Because too many lame ass tattoos just wasn't enough

Note to all you sleeve-tattoo wearing badasses:

You are a dumb shit. And your tattooed head-to-toe-peers are just getting to be
more and more fucking retarded.

Being inked doesn't mean you are a rebel anymore. Covering yourself with tattoos doesnt set you apart anymore. Too many tattoos are like too many facial piercings: It just means you are a pathetic attention whore begging for someone to look twice at you.

I have a tattoo. I have friends who have tattoos. One of my best friends is a tattoo artist who is covered in ink. Some of his tats are cool. But when he's covered in them, you can't really pick out the good artwork amidst all the chaotic imagery.

Plus, as he ages and the ink bleeds out, the tats turn into shit. Of course by that time, maybe you are less concerned with decorating your body so you look bitchin' and more concerned with something besides your appearance. He's not. But he's kind of, well, a drug addict without much of a life beyond his collection of tattoos. And I suppose those tats serve a purpose- maybe they help him find others of like mind by waving his freak flag high.

But hey- instead of painting your body up like every other douchebag in the country right now, what say you forego the "I'm an individual" artwork and- I don't know- maybe develop a personality?

It may be too late to prevent marking yourself up with your biker revlon, but it's NEVER too late to STOP being a dumb shit.

Please.

4 comments:

PoliShifter said...

OMG...implants for a tattoo?

We're just getting fucking stupider every day.

DCup said...

I was thinking this guy has too much money to spend on stupid shit if he can afford transplants for his tat.

Freida Bee said...

harsh

I need an arm of tattoos to cover a lameass tattoo. It's an endless cycle, but seriously, I do. It's shallow, I know, but seriously, I have had my astrological chart on my right arm from 10 years ago, or as I tell people, "A depiction of where the planets were when I was born." Does that sound more scientific?

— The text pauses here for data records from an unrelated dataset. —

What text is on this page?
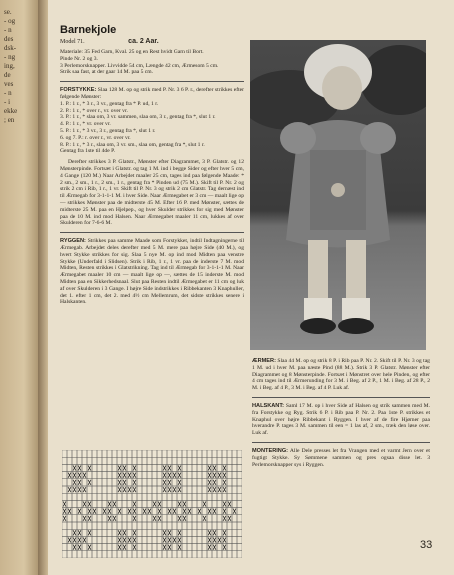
se.
- og
- n
des
dsk-
- ng
ing,
de
ves
- n
- i
ekke
; en
Barnekjole
Model 71.	ca. 2 Aar.
Materiale: 35 Fed Garn, Kval. 25 og en Rest hvidt Garn til Bort.
Pinde Nr. 2 og 3.
3 Perlemorsknapper. Livvidde 54 cm, Længde 42 cm, Ærmesom 5 cm.
Strik saa fast, at der gaar 14 M. paa 5 cm.

FORSTYKKE: Slaa 128 M. op og strik med P. Nr. 3 6 P. r., derefter strikkes efter følgende Mønster:

1. P.: 1 r., * 3 r., 3 vr., gentag fra * P. ud, 1 r.
2. P.: 1 r., * over r., vr. over vr.
3. P.: 1 r., * slaa om, 3 vr. sammen, slaa om, 3 r., gentag fra *, slut 1 r.
4. P.: 1 r., * vr. over vr.
5. P.: 1 r., * 3 vr., 3 r., gentag fra *, slut 1 r.
6. og 7. P.: r. over r., vr. over vr.
8. P.: 1 r., * 3 r., slaa om, 3 vr. sm., slaa om, gentag fra *, slut 1 r.
Gentag fra 1ste til 4de P.

Derefter strikkes 3 P. Glatstr., Mønster efter Diagrammet, 3 P. Glatstr. og 12 Mønsterpinde. Fortsæt i Glatstr. og tag 1 M. ind i begge Sider og efter hver 5 cm, 4 Gange (120 M.) Naar Arbejdet maaler 25 cm, tages ind paa følgende Maade: * 2 sm., 2 sm., 1 r., 2 sm., 1 r., gentag fra * Pinden ud (75 M.). Skift til P. Nr. 2 og strik 2 cm i Rib, 1 r., 1 vr. Skift til P. Nr. 3 og strik 2 cm Glatstr. Tag dernæst ind til Ærmegab for 3-1-1-1 M. i hver Side. Naar Ærmegabet er 3 cm — maalt lige op — strikkes Mønster paa de midterste 45 M. Efter 16 P. med Mønster, sættes de midterste 25 M. paa en Hjelpep., og hver Skulder strikkes for sig med Mønster paa de 10 M. ind mod Halsen. Naar Ærmegabet maaler 11 cm, lukkes af over Skulderen for 7-6-6 M.

RYGGEN: Strikkes paa samme Maade som Forstykket, indtil Indtagningerne til Ærmegab. Arbejdet deles derefter med 5 M. mere paa højre Side (40 M.), og hvert Stykke strikkes for sig. Slaa 5 nye M. op ind mod Midten paa venstre Stykke (Underfald i Slidsen). Strik i Rib, 1 r., 1 vr. paa de inderste 7 M. mod Midten, Resten strikkes i Glatstrikning. Tag ind til Ærmegab for 3-1-1-1 M. Naar Ærmegabet maaler 10 cm — maalt lige op —, sættes de 15 inderste M. mod Midten paa en Sikkerhedsnaal. Slut paa Resten indtil Ærmegabet er 11 cm og luk af over Skulderen i 3 Gange. I højre Side indstrikkes i Ribbekanten 3 Knaphuller, det 1. efter 1 cm, det 2. med 4½ cm Mellemrum, det sidste strikkes senere i Halskanten.

ÆRMER: Slaa 44 M. op og strik 8 P. i Rib paa P. Nr. 2. Skift til P. Nr. 3 og tag 1 M. ud i hver M. paa næste Pind (88 M.). Strik 3 P. Glatstr. Mønster efter Diagrammet og 8 Mønsterpinde. Fortsæt i Mønstret over hele Pinden, og efter 4 cm tages ind til Ærmerunding for 3 M. i Beg. af 2 P., 1 M. i Beg. af 28 P., 2 M. i Beg. af 4 P., 3 M. i Beg. af 4 P. Luk af.

HALSKANT: Saml 17 M. op i hver Side af Halsen og strik sammen med M. fra Forstykke og Ryg. Strik 6 P. i Rib paa P. Nr. 2. Paa 1ste P. strikkes et Knaphul over højre Ribbekant i Ryggen. I hver af de fire Hjørner paa hverandre P. tages 3 M. sammen til een = 1 las af, 2 sm., træk den løse over. Luk af.

MONTERING: Alle Dele presses let fra Vrangen med et varmt Jern over et fugtigt Stykke. Sy Sømmene sammen og pres ogsaa disse let. 3 Perlemorsknapper sys i Ryggen.

33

That's my deep in comments confession.

Fade said...

lol... yeah it was pretty mean, pickin on those sensitive tattooed types... Well, hey, at least you are getting the lame-ass covered with something new and cool. full disclosure, I have come very very close to getting some of the stupidest tattoos possible- one was a naked betty boop with a banner that I am too embarrassed to even mention here. and the other was a full blown back piece that was a spell from the Necronomicon. OH,those drunken college days... I thank whatever limited self control I have that saved me from screwing up so bad. I still want a cool backpiece, that I am constantly sketching and revising. One of these days I may actually get it.